Sunday, June 9, 2019

Admiring the Tiny Flowers of Early Spring in the Northwoods

A watchful eye in the northern part of Wisconsin bring a few little jewel flowers into view.  In southern WI where I spent much of life...the spring wild flowers are bountiful...trillium and bluebell and jack in the pulpit.  But up here the summers are so short and the snows last so long and temperatures are never flagrantly warm.  So the wild flowers have a tougher time.  And it's SO shady in the forest that they have a very short window of time.  

What I find is rarely wildly colored in spring.  One exception is the pinkish violet moss flox that appears right about now and spreads like ground cover usually along the roadsides (verges) where there is the most sun.   

I get some lily of the valley but these are not strictly wild.  They were planted from original flowers taken from our beloved Seven Mile House in southern WI before we sold it more than 20 years ago now.  Like old friends that pop up "just to say hi".  Greg brought a few iris that may have been from there too and they pop up for a few weeks in June out by the road in the sun too.  

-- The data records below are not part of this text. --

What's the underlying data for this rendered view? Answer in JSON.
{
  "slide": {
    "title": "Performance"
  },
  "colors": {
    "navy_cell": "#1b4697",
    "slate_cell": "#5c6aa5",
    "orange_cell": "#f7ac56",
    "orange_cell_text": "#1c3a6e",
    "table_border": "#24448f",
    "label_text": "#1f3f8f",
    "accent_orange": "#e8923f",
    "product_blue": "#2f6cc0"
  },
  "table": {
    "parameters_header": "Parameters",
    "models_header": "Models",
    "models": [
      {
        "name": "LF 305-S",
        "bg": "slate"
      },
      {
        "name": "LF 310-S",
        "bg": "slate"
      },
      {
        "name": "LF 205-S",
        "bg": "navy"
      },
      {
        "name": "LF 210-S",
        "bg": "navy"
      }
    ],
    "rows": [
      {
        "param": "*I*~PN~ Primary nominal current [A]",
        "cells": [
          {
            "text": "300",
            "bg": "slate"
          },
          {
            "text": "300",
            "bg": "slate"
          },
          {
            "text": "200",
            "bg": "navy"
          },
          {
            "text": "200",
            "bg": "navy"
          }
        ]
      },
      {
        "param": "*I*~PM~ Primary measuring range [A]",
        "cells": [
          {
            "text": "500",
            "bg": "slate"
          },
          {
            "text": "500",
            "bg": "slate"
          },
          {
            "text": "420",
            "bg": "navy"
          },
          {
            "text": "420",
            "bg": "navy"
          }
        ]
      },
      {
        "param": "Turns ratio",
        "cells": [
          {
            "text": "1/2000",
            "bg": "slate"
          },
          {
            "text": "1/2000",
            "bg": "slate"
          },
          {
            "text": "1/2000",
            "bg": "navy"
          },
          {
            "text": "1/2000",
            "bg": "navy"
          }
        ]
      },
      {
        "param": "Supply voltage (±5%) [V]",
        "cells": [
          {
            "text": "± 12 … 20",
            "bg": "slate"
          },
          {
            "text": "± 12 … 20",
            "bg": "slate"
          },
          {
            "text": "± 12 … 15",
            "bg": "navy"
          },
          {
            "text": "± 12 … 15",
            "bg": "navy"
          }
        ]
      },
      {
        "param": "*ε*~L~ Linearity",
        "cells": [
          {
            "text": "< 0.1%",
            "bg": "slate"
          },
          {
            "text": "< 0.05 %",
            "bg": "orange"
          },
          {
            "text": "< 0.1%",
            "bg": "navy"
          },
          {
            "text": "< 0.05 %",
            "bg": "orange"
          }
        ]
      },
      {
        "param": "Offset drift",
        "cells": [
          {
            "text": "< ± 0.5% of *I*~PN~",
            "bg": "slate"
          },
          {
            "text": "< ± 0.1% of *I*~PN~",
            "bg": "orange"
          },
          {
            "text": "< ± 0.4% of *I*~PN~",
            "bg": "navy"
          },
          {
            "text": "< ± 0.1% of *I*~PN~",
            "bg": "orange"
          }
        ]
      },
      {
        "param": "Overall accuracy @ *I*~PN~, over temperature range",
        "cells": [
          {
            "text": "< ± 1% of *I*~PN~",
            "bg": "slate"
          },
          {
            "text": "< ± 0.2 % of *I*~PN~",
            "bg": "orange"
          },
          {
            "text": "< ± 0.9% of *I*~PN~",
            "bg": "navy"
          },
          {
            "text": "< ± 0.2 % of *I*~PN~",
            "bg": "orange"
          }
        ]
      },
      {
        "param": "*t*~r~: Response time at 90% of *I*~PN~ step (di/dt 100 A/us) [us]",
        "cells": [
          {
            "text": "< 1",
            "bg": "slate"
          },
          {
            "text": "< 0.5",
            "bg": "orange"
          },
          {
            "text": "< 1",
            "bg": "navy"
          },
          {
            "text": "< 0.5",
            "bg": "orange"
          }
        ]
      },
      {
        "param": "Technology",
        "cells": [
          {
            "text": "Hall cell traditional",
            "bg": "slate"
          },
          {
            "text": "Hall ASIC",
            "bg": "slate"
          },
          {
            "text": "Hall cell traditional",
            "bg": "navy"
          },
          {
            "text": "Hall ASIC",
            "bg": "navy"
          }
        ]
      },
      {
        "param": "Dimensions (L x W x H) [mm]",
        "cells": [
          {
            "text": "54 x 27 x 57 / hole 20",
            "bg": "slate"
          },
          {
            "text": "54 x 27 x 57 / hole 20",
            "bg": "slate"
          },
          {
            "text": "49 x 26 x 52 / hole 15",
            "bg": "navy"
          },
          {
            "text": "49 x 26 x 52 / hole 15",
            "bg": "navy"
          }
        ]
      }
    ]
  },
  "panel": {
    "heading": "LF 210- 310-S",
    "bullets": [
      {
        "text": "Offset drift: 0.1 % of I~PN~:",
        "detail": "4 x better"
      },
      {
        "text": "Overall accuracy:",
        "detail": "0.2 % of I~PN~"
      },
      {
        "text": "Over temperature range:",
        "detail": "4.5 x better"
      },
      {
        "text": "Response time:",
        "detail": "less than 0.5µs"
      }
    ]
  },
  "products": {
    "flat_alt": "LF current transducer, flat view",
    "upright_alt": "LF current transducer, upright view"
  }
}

The true wildflowers in our woods are the star flowers and the foam flowers...tiny white little jewels.  They are quite prolific right now.  And a few wild strawberries on the lakeside of the cabin which if they bear any fruit later, get eaten by the birds and chipmunks.  

The tiny bowl in which they reside is a gift from an old old friend now long gone.  Jean Morgan.  Old friends and family will recognize the name.  Jean and her husband, Bill, lived in a big old house on the Yerkes Observatory grounds where Bill was a resident professor of astronomy.  Jean was a retired professor of education in Chicago when I met her.  She and Bill loved nature and particular flowers.  This little bowl was particularly suited for tiny flowers...just a few inches in diameter with a tiny little turtle in the center to hold the stems.  The cabin is just the place for it.